Number of snapshots don’t necessarily matter
We keep talking about a daily change. How does the frequency of snapshot-taking fit into that? Well, that depends. You can take one snapshot a day or take six. If in the same day blocks won’t be written and then rewritten it doesn’t matter. One or six snapshots will use the same amount of storage space, and therefore will cost the same.
This is a very significant conclusion when configuring your EBS volumes backup solution; you can actually take a higher resolution of snapshots without increasing the cost, giving you a better RPO (Recovery Point Objective). In reality, things will probably not be that “clean,” but in a typical application, most data will probably not be rewritten all the time, and in most cases, you will be able to take more frequent snapshots without affecting your AWS bill by much.
- Tag snapshots for cost tracking: Implement strict tagging for each snapshot based on environment, team, or project. This helps track snapshot costs per department using AWS Cost Explorer, avoiding surprises in billing.
- Use gp3 volumes to reduce IOPS costs: If you require higher IOPS for your volumes but want to keep snapshot costs lower, consider migrating to gp3 volumes, which provide better cost control for both IOPS and throughput while maintaining snapshot compatibility.
- Monitor snapshot storage metrics: Set up custom CloudWatch metrics to track snapshot creation, retention, and usage patterns. These insights can reveal inefficiencies or help detect unusual write behavior leading to higher costs.
- Utilize compression in the application layer: If your application involves highly compressible data, applying compression before writing to the volume can reduce the size of the snapshots, as EBS captures compressed data without further reducing it.

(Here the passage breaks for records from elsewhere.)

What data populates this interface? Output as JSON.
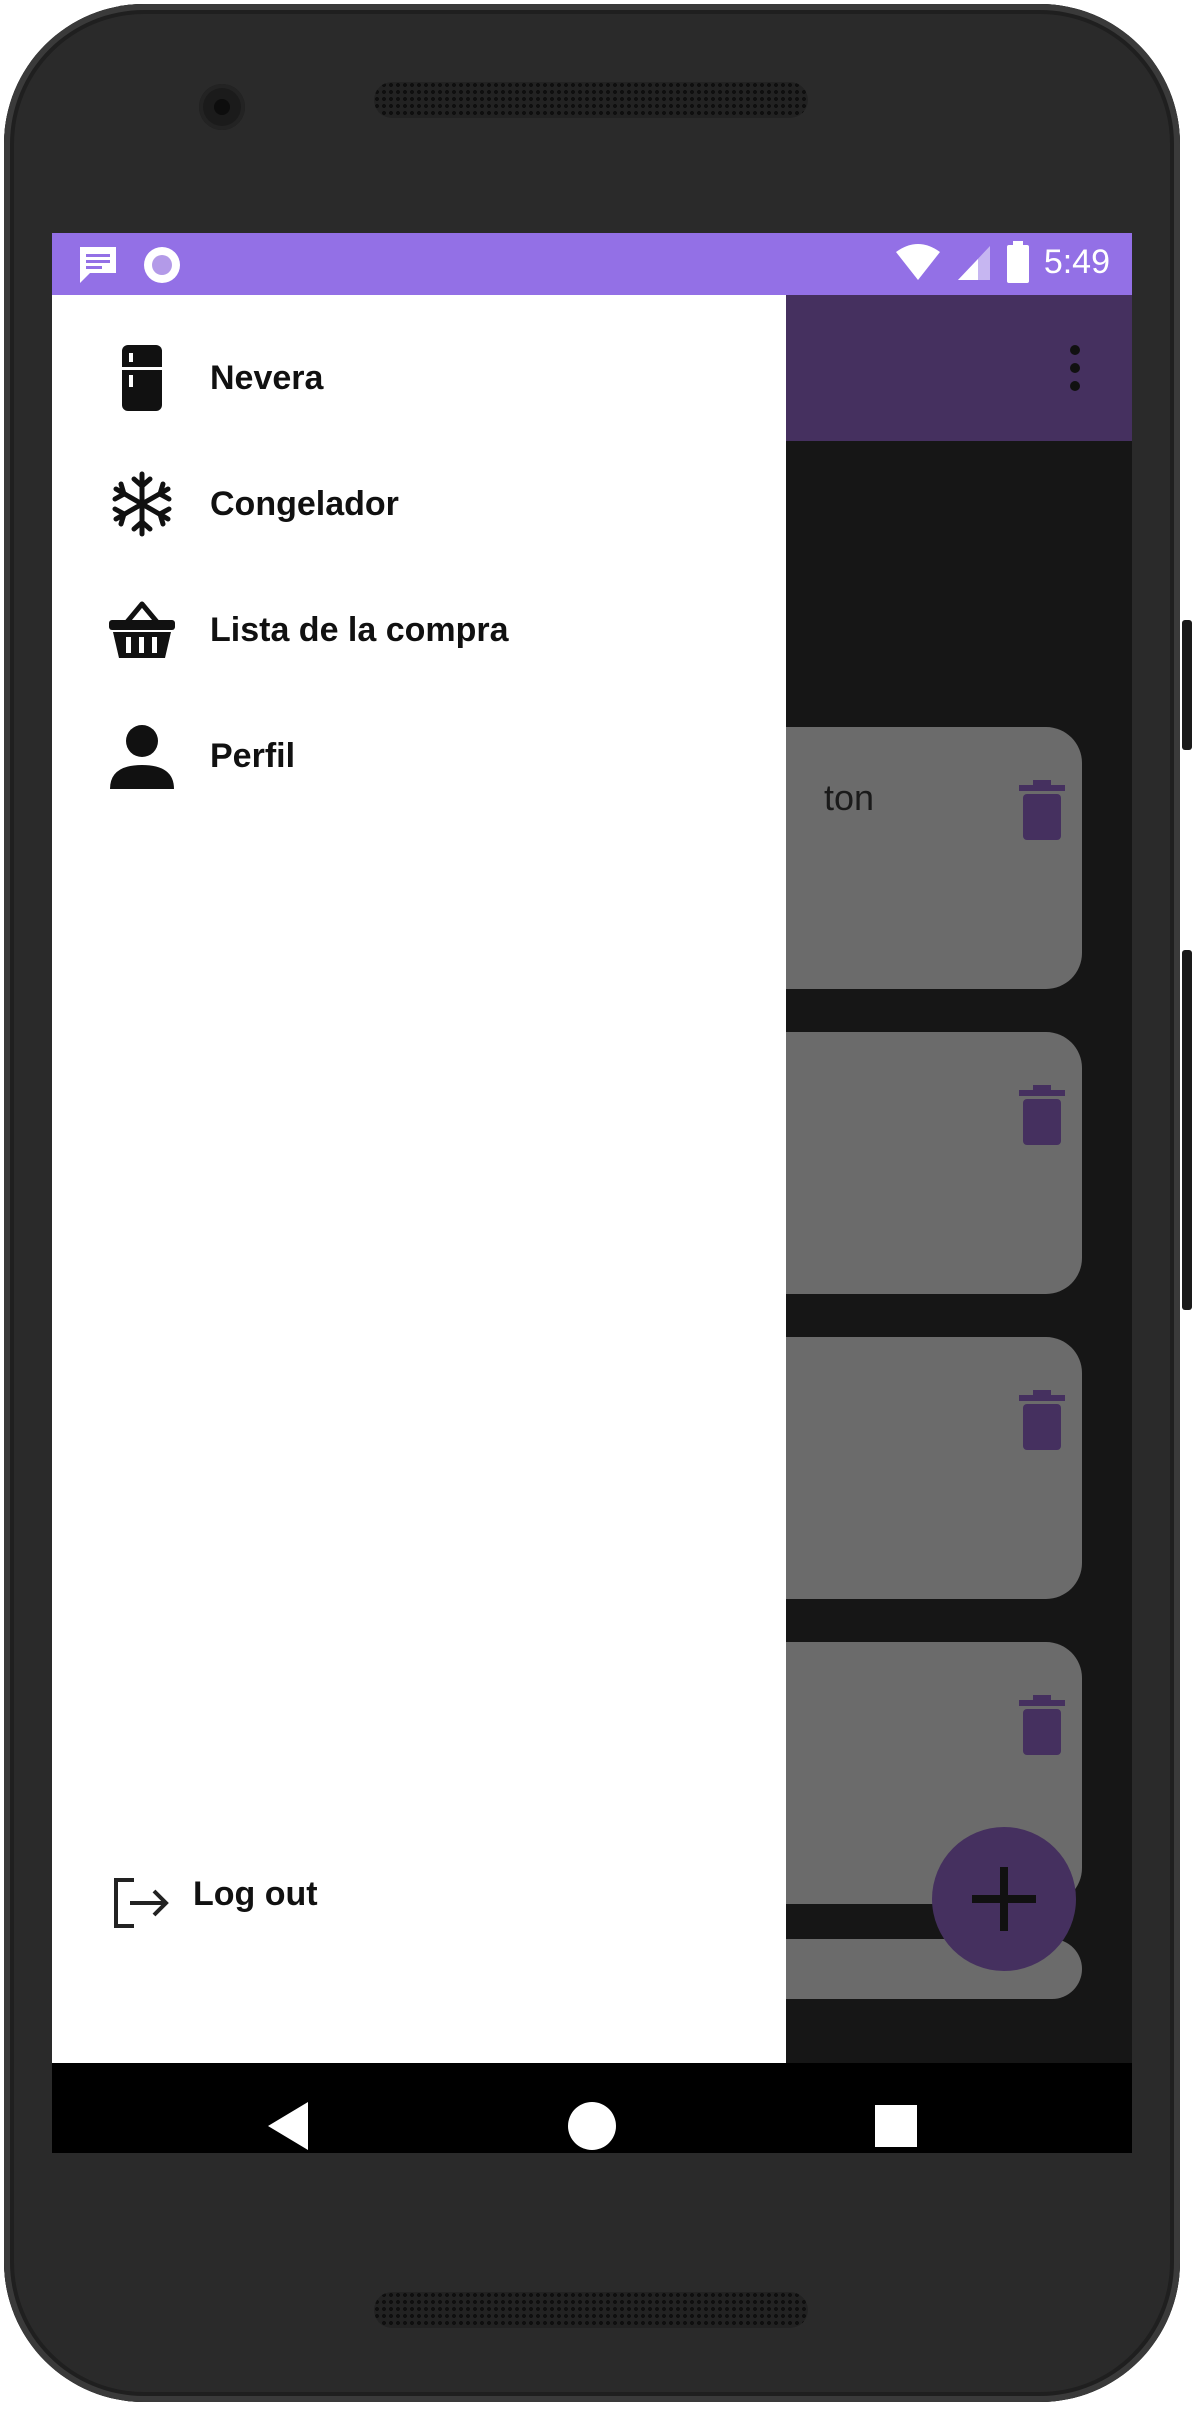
{
  "status_bar": {
    "time": "5:49",
    "left_icons": [
      "message-icon",
      "notification-dot-icon"
    ],
    "right_icons": [
      "wifi-icon",
      "signal-icon",
      "battery-icon"
    ],
    "color": "#9370e6"
  },
  "app_bar": {
    "color": "#45305f",
    "menu_icon": "more-vert-icon"
  },
  "drawer": {
    "items": [
      {
        "label": "Nevera",
        "icon": "fridge-icon"
      },
      {
        "label": "Congelador",
        "icon": "snowflake-icon"
      },
      {
        "label": "Lista de la compra",
        "icon": "basket-icon"
      },
      {
        "label": "Perfil",
        "icon": "person-icon"
      }
    ],
    "logout": {
      "label": "Log out",
      "icon": "logout-icon"
    }
  },
  "background_list": {
    "items": [
      {
        "text": "ton"
      },
      {
        "text": ""
      },
      {
        "text": ""
      },
      {
        "text": ""
      }
    ],
    "item_icon": "trash-icon"
  },
  "fab": {
    "icon": "plus-icon"
  },
  "nav_bar": {
    "buttons": [
      "back-icon",
      "home-icon",
      "recents-icon"
    ]
  },
  "colors": {
    "accent": "#9370e6",
    "primary_dark": "#45305f",
    "card": "#6b6b6b"
  }
}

- Periodically review and adjust RPO: Reassess your Recovery Point Objective (RPO) over time. As workloads evolve, you may find you can reduce snapshot frequency, cutting costs without compromising the integrity of your backup strategy.
Concluding our EBS snapshot pricing series
Currently, you can only estimate how much S3 storage space your snapshots take. To help plan your budgets and to use your EC2 backup solution more effectively, you can estimate the amount and pattern of changes of your EBS volumes, by making assumptions or by sampling them.